Robots inspired by flexible creatures such as octopuses, caterpillars or fish offer a solution. Instead of requiring intensive (and often imperfect) computations, soft robots built of mostly pliable or elastic materials can just mould themselves to their surroundings. Although some of these machines use wires or springs to mimic muscles and tendons, as a group, soft robots have ditched the skeletons that defined previous robot generations. With nothing resembling bones or joints, these machines can stretch, twist, scrunch and squish in completely new ways.

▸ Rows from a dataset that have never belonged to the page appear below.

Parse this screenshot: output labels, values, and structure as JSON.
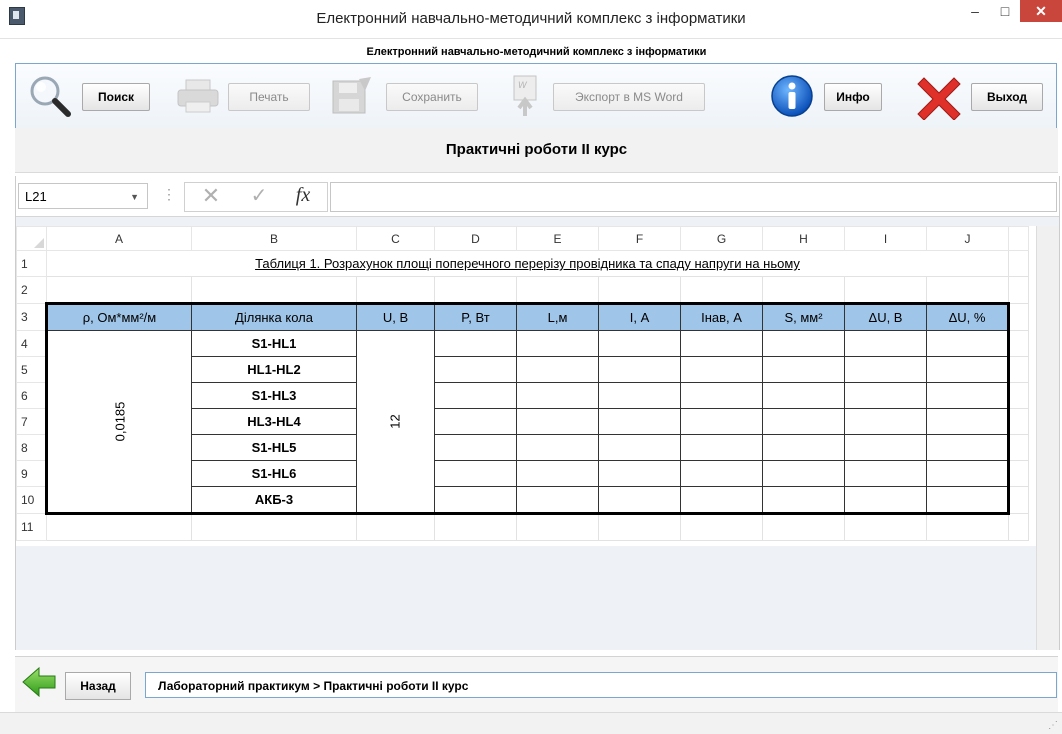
{
  "window": {
    "title": "Електронний навчально-методичний комплекс з інформатики",
    "min_glyph": "–",
    "max_glyph": "□",
    "close_glyph": "✕"
  },
  "header": {
    "subtitle": "Електронний навчально-методичний комплекс з інформатики"
  },
  "toolbar": {
    "search_label": "Поиск",
    "print_label": "Печать",
    "save_label": "Сохранить",
    "export_label": "Экспорт в MS Word",
    "info_label": "Инфо",
    "exit_label": "Выход"
  },
  "section": {
    "title": "Практичні роботи ІІ курс"
  },
  "excel": {
    "namebox": "L21",
    "fx_label": "fx",
    "columns": [
      "A",
      "B",
      "C",
      "D",
      "E",
      "F",
      "G",
      "H",
      "I",
      "J"
    ],
    "rows": [
      "1",
      "2",
      "3",
      "4",
      "5",
      "6",
      "7",
      "8",
      "9",
      "10",
      "11"
    ],
    "table_title": "Таблиця 1. Розрахунок площі поперечного перерізу провідника та спаду напруги на ньому",
    "headers": {
      "rho": "ρ, Ом*мм²/м",
      "segment": "Ділянка кола",
      "u": "U, В",
      "p": "P, Вт",
      "l": "L,м",
      "i": "I, А",
      "inav": "Інав, А",
      "s": "S, мм²",
      "du_v": "ΔU, В",
      "du_pct": "ΔU, %"
    },
    "rho_value": "0,0185",
    "u_value": "12",
    "segments": [
      "S1-HL1",
      "HL1-HL2",
      "S1-HL3",
      "HL3-HL4",
      "S1-HL5",
      "S1-HL6",
      "АКБ-3"
    ]
  },
  "footer": {
    "back_label": "Назад",
    "breadcrumb": "Лабораторний практикум > Практичні роботи ІІ курс"
  }
}
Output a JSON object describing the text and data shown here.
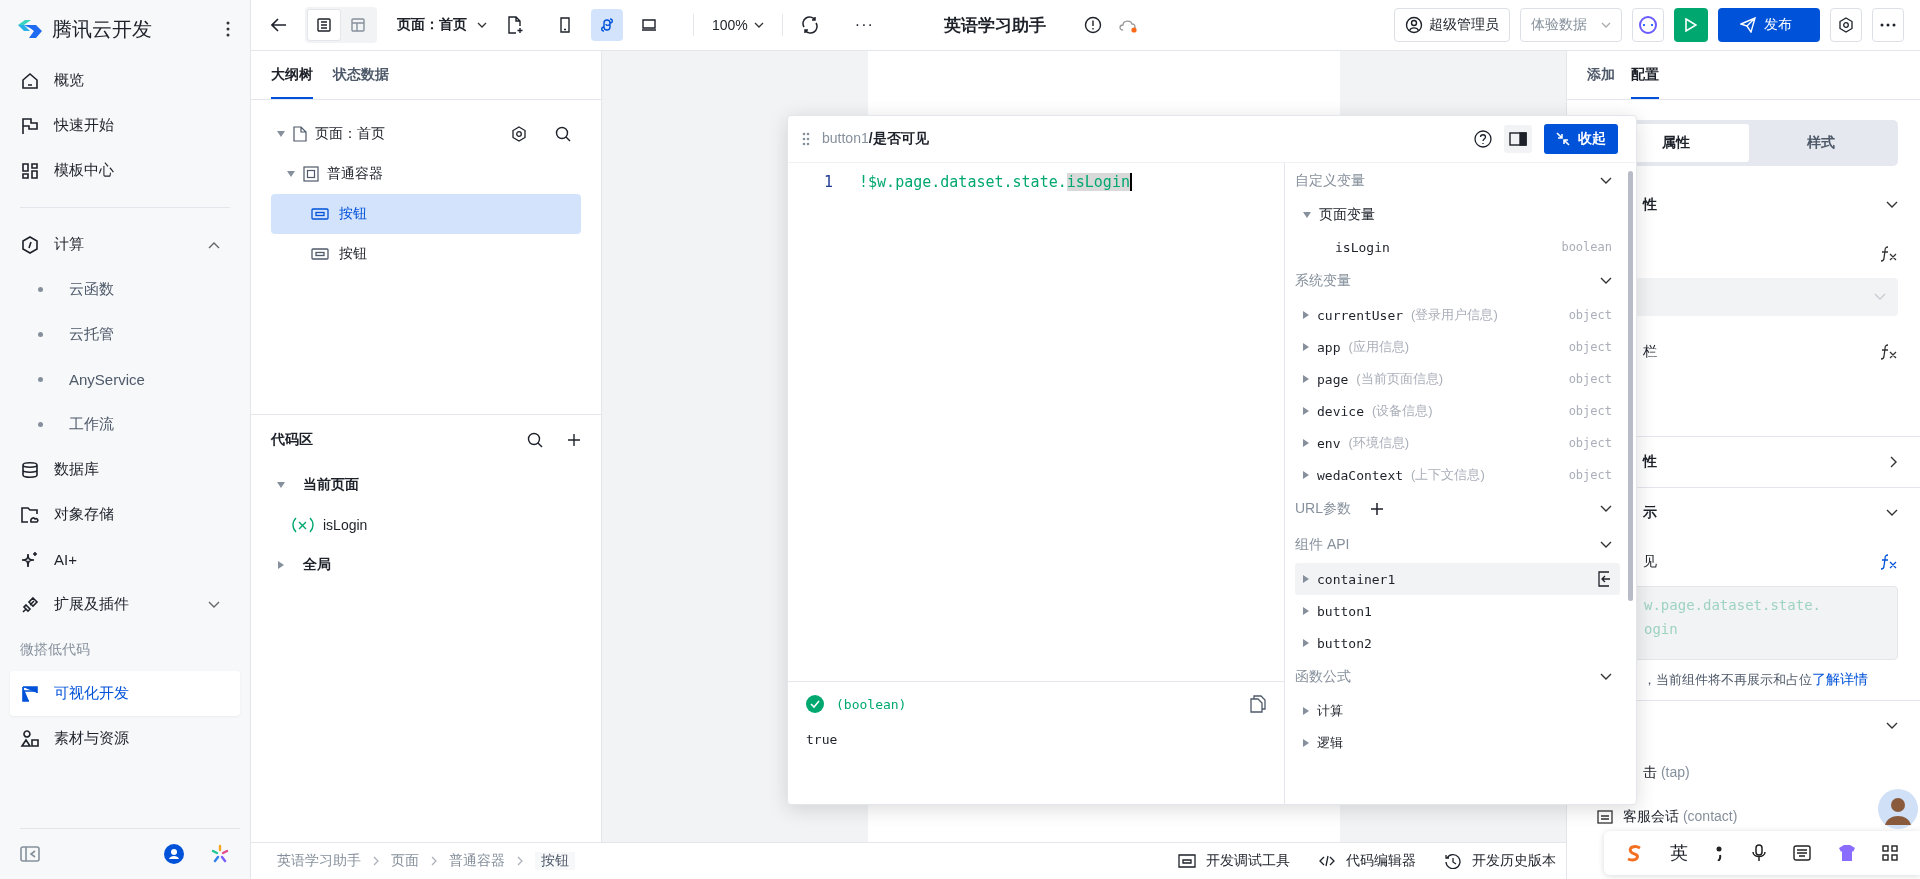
{
  "sidebar": {
    "brand": "腾讯云开发",
    "items": [
      {
        "kind": "nav",
        "label": "概览",
        "selected": false
      },
      {
        "kind": "nav",
        "label": "快速开始",
        "selected": false
      },
      {
        "kind": "nav",
        "label": "模板中心",
        "selected": false
      },
      {
        "kind": "divider"
      },
      {
        "kind": "group",
        "label": "计算",
        "expanded": true,
        "children": [
          {
            "label": "云函数"
          },
          {
            "label": "云托管"
          },
          {
            "label": "AnyService"
          },
          {
            "label": "工作流"
          }
        ]
      },
      {
        "kind": "nav",
        "label": "数据库",
        "selected": false
      },
      {
        "kind": "nav",
        "label": "对象存储",
        "selected": false
      },
      {
        "kind": "nav",
        "label": "AI+",
        "selected": false
      },
      {
        "kind": "group",
        "label": "扩展及插件",
        "expanded": false
      },
      {
        "kind": "heading",
        "label": "微搭低代码"
      },
      {
        "kind": "nav",
        "label": "可视化开发",
        "selected": true
      },
      {
        "kind": "nav",
        "label": "素材与资源",
        "selected": false
      }
    ]
  },
  "toolbar": {
    "views": [
      {
        "selected": true
      },
      {
        "selected": false
      }
    ],
    "page_select": "页面：首页",
    "devices": [
      {
        "selected": false
      },
      {
        "selected": true
      },
      {
        "selected": false
      }
    ],
    "zoom": "100%",
    "more": "···",
    "app_title": "英语学习助手",
    "role_button": "超级管理员",
    "data_select": "体验数据",
    "publish_button": "发布"
  },
  "outline": {
    "tabs": [
      {
        "label": "大纲树",
        "selected": true
      },
      {
        "label": "状态数据",
        "selected": false
      }
    ],
    "tree": [
      {
        "label": "页面：首页",
        "expanded": true,
        "selected": false,
        "children": [
          {
            "label": "普通容器",
            "expanded": true,
            "selected": false,
            "children": [
              {
                "label": "按钮",
                "selected": true
              },
              {
                "label": "按钮",
                "selected": false
              }
            ]
          }
        ]
      }
    ],
    "code_title": "代码区",
    "code_groups": [
      {
        "label": "当前页面",
        "expanded": true,
        "children": [
          {
            "label": "isLogin"
          }
        ]
      },
      {
        "label": "全局",
        "expanded": false
      }
    ]
  },
  "expression_editor": {
    "path": "button1",
    "field": "/是否可见",
    "collapse_button": "收起",
    "line_number": "1",
    "code": "!$w.page.dataset.state.",
    "selected_code": "isLogin",
    "result_type": "(boolean)",
    "result_value": "true",
    "sections": [
      {
        "title": "自定义变量",
        "expanded": true,
        "items": [
          {
            "kind": "folder",
            "name": "页面变量",
            "expanded": true,
            "selected": false
          },
          {
            "kind": "leaf",
            "name": "isLogin",
            "type": "boolean",
            "selected": false
          }
        ]
      },
      {
        "title": "系统变量",
        "expanded": true,
        "items": [
          {
            "kind": "node",
            "name": "currentUser",
            "note": "(登录用户信息)",
            "type": "object",
            "selected": false
          },
          {
            "kind": "node",
            "name": "app",
            "note": "(应用信息)",
            "type": "object",
            "selected": false
          },
          {
            "kind": "node",
            "name": "page",
            "note": "(当前页面信息)",
            "type": "object",
            "selected": false
          },
          {
            "kind": "node",
            "name": "device",
            "note": "(设备信息)",
            "type": "object",
            "selected": false
          },
          {
            "kind": "node",
            "name": "env",
            "note": "(环境信息)",
            "type": "object",
            "selected": false
          },
          {
            "kind": "node",
            "name": "wedaContext",
            "note": "(上下文信息)",
            "type": "object",
            "selected": false
          }
        ]
      },
      {
        "title": "URL参数",
        "expanded": true,
        "can_add": true
      },
      {
        "title": "组件 API",
        "expanded": true,
        "items": [
          {
            "kind": "node",
            "name": "container1",
            "selected": true
          },
          {
            "kind": "node",
            "name": "button1",
            "selected": false
          },
          {
            "kind": "node",
            "name": "button2",
            "selected": false
          }
        ]
      },
      {
        "title": "函数公式",
        "expanded": true,
        "items": [
          {
            "kind": "node",
            "name": "计算",
            "selected": false
          },
          {
            "kind": "node",
            "name": "逻辑",
            "selected": false
          }
        ]
      }
    ]
  },
  "config_panel": {
    "tabs": [
      {
        "label": "添加",
        "selected": false
      },
      {
        "label": "配置",
        "selected": true
      }
    ],
    "segments": [
      {
        "label": "属性",
        "selected": true
      },
      {
        "label": "样式",
        "selected": false
      }
    ],
    "section_1": "性",
    "row_1": "栏",
    "section_2": "性",
    "section_3": "示",
    "visible_label": "见",
    "visible_code_1": "w.page.dataset.state.",
    "visible_code_2": "ogin",
    "hint": "，当前组件将不再展示和占位",
    "hint_link": "了解详情",
    "event_1": "击",
    "event_1_note": "(tap)",
    "event_2": "客服会话",
    "event_2_note": "(contact)"
  },
  "status_bar": {
    "breadcrumb": [
      "英语学习助手",
      "页面",
      "普通容器",
      "按钮"
    ],
    "tools": [
      "开发调试工具",
      "代码编辑器",
      "开发历史版本"
    ]
  },
  "ime_bar": {
    "mode": "英"
  }
}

They can transform in shape or size, wrap around objects and even touch people more safely than ever before.

Building these machines involves developing new technologies to animate floppy materials with purposeful movement, and methods for monitoring and predicting their actions. But if this succeeds, such robots might be used as rescue workers that can squeeze into tight spaces or slink across shifting debris; as home health aides that can interact closely with humans; and as industrial machines that can grasp new objects without previous programming.

Researchers have already produced a wide variety of such machines, including crawling robotic caterpillars2, swimming fish-bots3 and undulating artificial jellyfish4. On 29–30 April, ten teams will compete in Livorno in an international soft-robotics challenge — the first of its kind. Laschi, who serves as scientific coordinator for the European Commission-backed sponsoring research consortium, RoboSoft, hopes that the event will drive innovation in the field.

“If you look in biology, and you ask what Darwinian evolution has coughed up, there are all kinds of incredible solutions to movement, sensing, gripping, feeding, hunting, swimming, walking and gliding that have not been open to hard robots,” says chemist George Whitesides, a soft-robotics researcher at Harvard University in Cambridge, Massachusetts. “The idea of building fundamentally new classes of machines is just very interesting.”